On Tue, Dec 19, 2017 at 4:11 PM Heejin Ahn notifications@github.com wrote:

@rossberg https://github.com/rossberg @eholk https://github.com/eholk

Ah, now I understand what @rossberg https://github.com/rossberg meant. It was what you suggested in WebAssembly/exception-handling#29 (comment) https://github.com/WebAssembly/exception-handling/issues/29#issuecomment-340012257. Yeah, we actually might be able to use this to solve this. This can incur code size increase, but I don't think that would be significant. I have to check if this can cover all the cases.

This is equivalent to adding a depth argument to rethrow (as in br or br_if). Does that mean we remove the original depth argument of rethrow, which specifies which exception object to rethrow? We don't seem to use it anywhere actually. Or do we keep both arguments?

— You are receiving this because you were mentioned. Reply to this email directly, view it on GitHub https://github.com/WebAssembly/host-bindings/issues/10#issuecomment-352925509, or mute the thread https://github.com/notifications/unsubscribe-auth/AAGdJqxQspg1Bk4LwCjk4mjtgYJlfUyTks5tCFCxgaJpZM4Q6jpg .

[rossberg]

@aheejin, @eholk, yes, that's the rough idea. Good point about other throws, though. Code that throws in (1), (2), (3) could either be handled the way @eholk suggests, or by also having a target label on throw itself to skip over the inner try -- which admittedly makes this proposal increasingly less attractive.

As said above, the proposal would imply having two labels on rethrow, because the motivation for having the source label is independent of this use case, it being a general composability argument (e.g. if you need to nest try into handlers).

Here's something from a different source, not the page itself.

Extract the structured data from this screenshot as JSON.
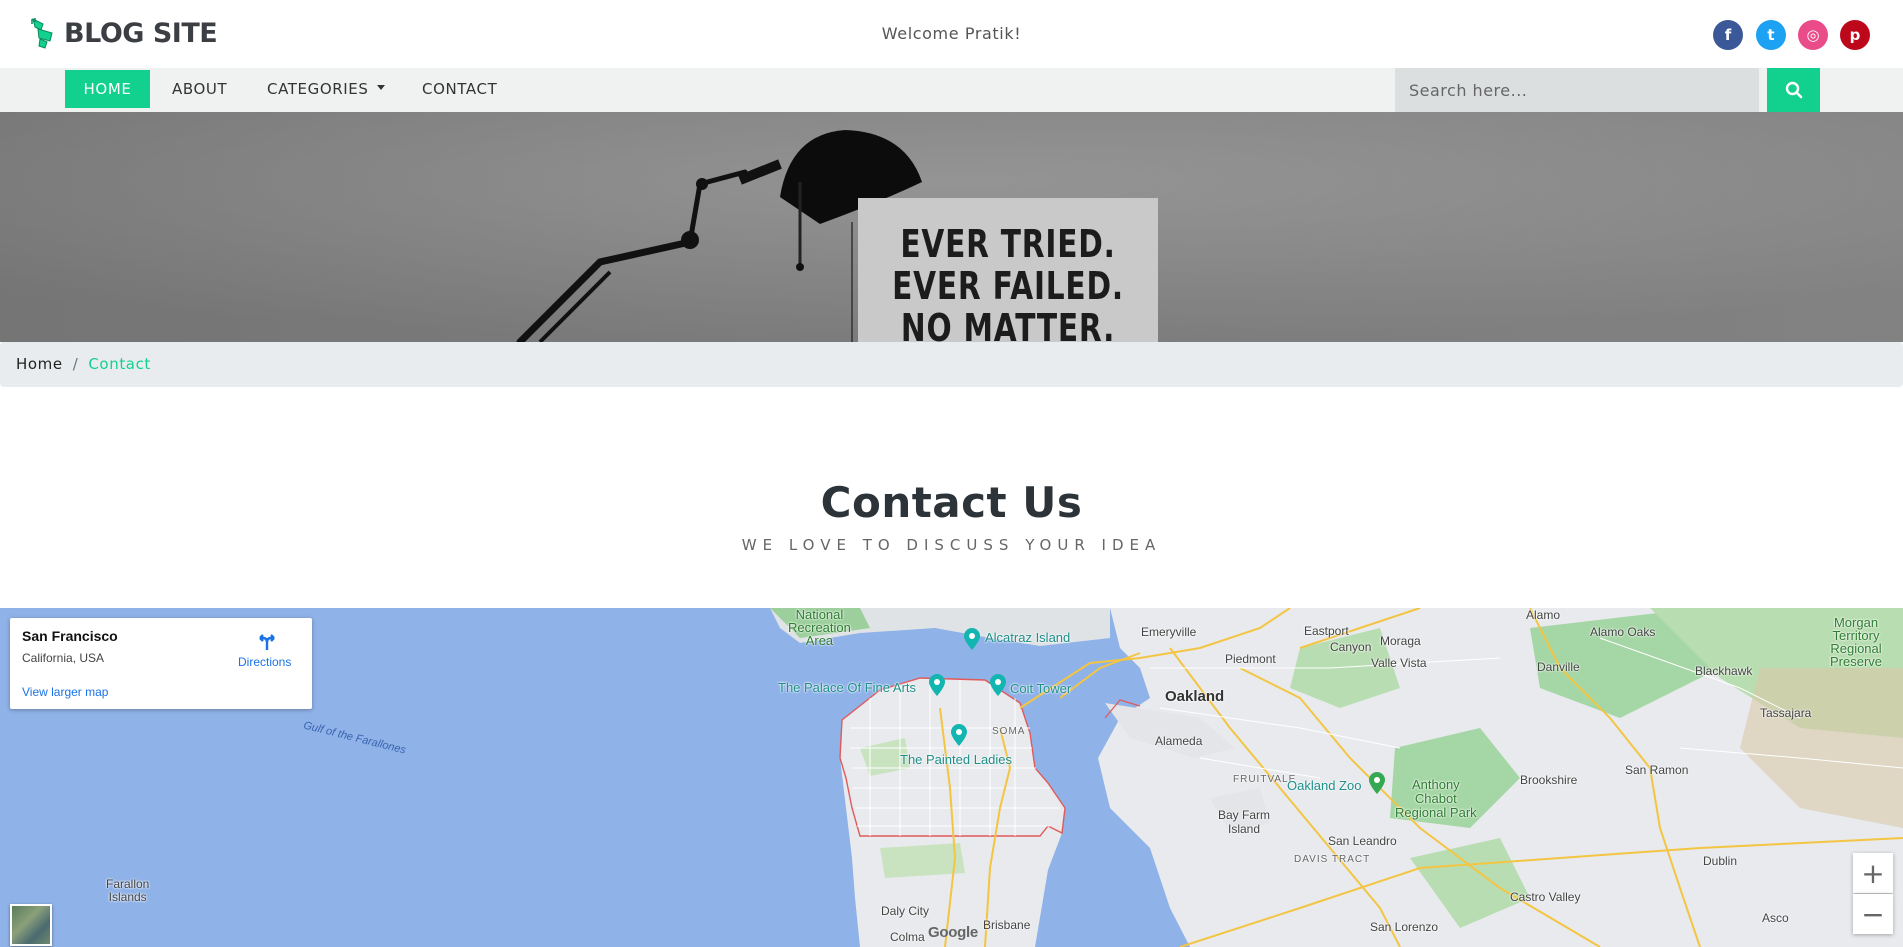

But I'm also thinking through the first-class exceptions alternative some more. I'm positive that we could come up with an adequate semantics if we give up on deep handlers -- which might not fly anyway in a low-level language. (Unfortunately, I'm off into vacation now, but back in 2 weeks.)

[aheejin]

@rossberg

Code that throws in (1), (2), (3) could either be handled the way @eholk suggests, or by also having a target label on throw itself to skip over the inner try -- which admittedly makes this proposal increasingly less attractive

The bigger problem is it is not even going to be a throw - in most cases it's gonna be a call that might throw. I'm not actually against attaching a depth to throw instruction, but modifying call instruction so it can have a depth or creating the second call' instruction that can take a depth sounds a like a bigger and less attractive change.

[rossberg]

@aheejin, right, good point.

[aheejin]

Closing this, since we decided to make except_ref as a subtype of anyref.